Theorem (Chaitin): It is not possible in general to determine whether or not a given program is elegant. (In particular, it is not possible to determine whether or not a program P is elegant if P is larger than a certain threshold size.)

Proof by reductio:

Assume that there exists en elegance-testing program ET. ET accepts as input a program P and outputs true if P is elegant and false if P is not elegant.

Construct a program B that takes as input a number N and enumerates all possible programs Pk longer than N. B runs the elegance tester ET on each enumerated program Pk in turn until it finds some Pk which ET claims is elegant. B then runs that Pk, thus producing the same output as that Pk.

Lemma: B must produce some output.

Proof: There are an infinite number of elegant programs, as noted earlier. So if ET works as assumed, B must eventually find one of those elegant programs whereupon it will produce that program's output.

Now run B with N set to the length of B plus 1 (See note 1). (This is the "threshold size" mentioned in the theorem.) B now will produce the same output as some program Pk which ET claimed was elegant. But Pk is longer than B, so Pk cannot be elegant because B, which is shorter, produced the same output. Therefore, ET was wrong when it claimed Pk was elegant. QED.


1. Strictly speaking we have to set N to the length of B plus the length of the bitwise representation of N, i.e. N=length(B) + ceiling(log2(N)) + 1. Showing that this is possible regardless of how long B turns out to be is left as an excercise for the reader.

2. J. P. Lewis wrote an interesting paper on some practical consequences of this result.

3. If you really want to blow your mind, read this, particularly the last paragraph.

While we're at it, here's a half-page proof of the non-computability of the halting problem:

Assume that there exists a program H that solves the halting problem, that is, H takes two input parameters, a program P and an input I and returns true if P halts when run on input I, false otherwise.

Construct a program B that does the following: B accepts as input a program P and computes H(P,P), that is, it calls H as a subroutine to determine if program P halts when run on a copy of itself as the input.
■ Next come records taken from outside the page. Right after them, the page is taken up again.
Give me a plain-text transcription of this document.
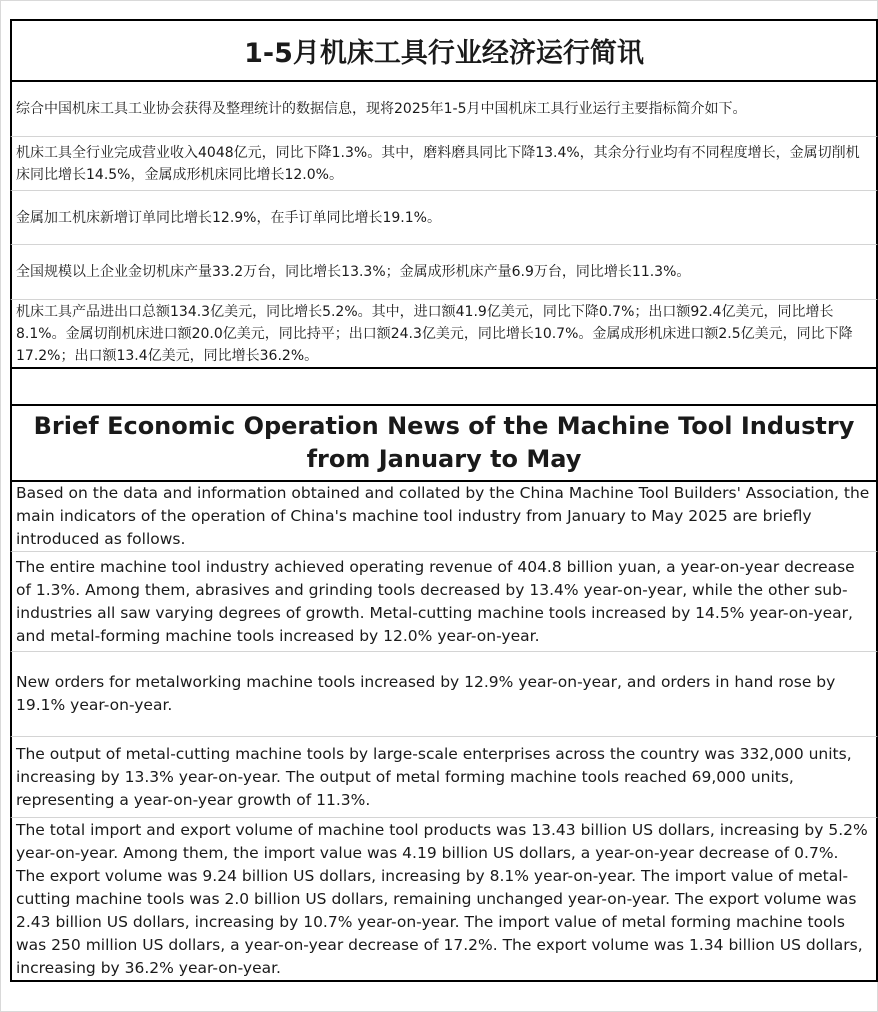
1-5月机床工具行业经济运行简讯
综合中国机床工具工业协会获得及整理统计的数据信息，现将2025年1-5月中国机床工具行业运行主要指标简介如下。
机床工具全行业完成营业收入4048亿元，同比下降1.3%。其中，磨料磨具同比下降13.4%，其余分行业均有不同程度增长，金属切削机床同比增长14.5%，金属成形机床同比增长12.0%。
金属加工机床新增订单同比增长12.9%，在手订单同比增长19.1%。
全国规模以上企业金切机床产量33.2万台，同比增长13.3%；金属成形机床产量6.9万台，同比增长11.3%。
机床工具产品进出口总额134.3亿美元，同比增长5.2%。其中，进口额41.9亿美元，同比下降0.7%；出口额92.4亿美元，同比增长8.1%。金属切削机床进口额20.0亿美元，同比持平；出口额24.3亿美元，同比增长10.7%。金属成形机床进口额2.5亿美元，同比下降17.2%；出口额13.4亿美元，同比增长36.2%。
Brief Economic Operation News of the Machine Tool Industry from January to May
Based on the data and information obtained and collated by the China Machine Tool Builders' Association, the main indicators of the operation of China's machine tool industry from January to May 2025 are briefly introduced as follows.
The entire machine tool industry achieved operating revenue of 404.8 billion yuan, a year-on-year decrease of 1.3%. Among them, abrasives and grinding tools decreased by 13.4% year-on-year, while the other sub-industries all saw varying degrees of growth. Metal-cutting machine tools increased by 14.5% year-on-year, and metal-forming machine tools increased by 12.0% year-on-year.
New orders for metalworking machine tools increased by 12.9% year-on-year, and orders in hand rose by 19.1% year-on-year.
The output of metal-cutting machine tools by large-scale enterprises across the country was 332,000 units, increasing by 13.3% year-on-year. The output of metal forming machine tools reached 69,000 units, representing a year-on-year growth of 11.3%.
The total import and export volume of machine tool products was 13.43 billion US dollars, increasing by 5.2% year-on-year. Among them, the import value was 4.19 billion US dollars, a year-on-year decrease of 0.7%. The export volume was 9.24 billion US dollars, increasing by 8.1% year-on-year. The import value of metal-cutting machine tools was 2.0 billion US dollars, remaining unchanged year-on-year. The export volume was 2.43 billion US dollars, increasing by 10.7% year-on-year. The import value of metal forming machine tools was 250 million US dollars, a year-on-year decrease of 17.2%. The export volume was 1.34 billion US dollars, increasing by 36.2% year-on-year.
If the result from H is true then B enters an infinite loop, otherwise B halts (that is, B does the opposite of what P would do when run on a copy of itself).

Now consider what happens if we run B on a copy of itself. B will halt iff H(B,B) is false. But H(B,B) is false iff B doesn't halt, which is a contradiction. Therefore, our assumption is false, and H is impossible. QED.

Turing's original proof of this theorem was remarkable (and complicated) because in his day there were no computers. Not only did Turing have to more or less invent the idea of a program, but he had to conceive of the rather mind-bending idea of running a program with a copy of itself as input. Nowadays this is commonplace. The unix command "cat `which cat`" is one of the simplest examples of a program operating on itself as input. A compiler that compiles itself is another.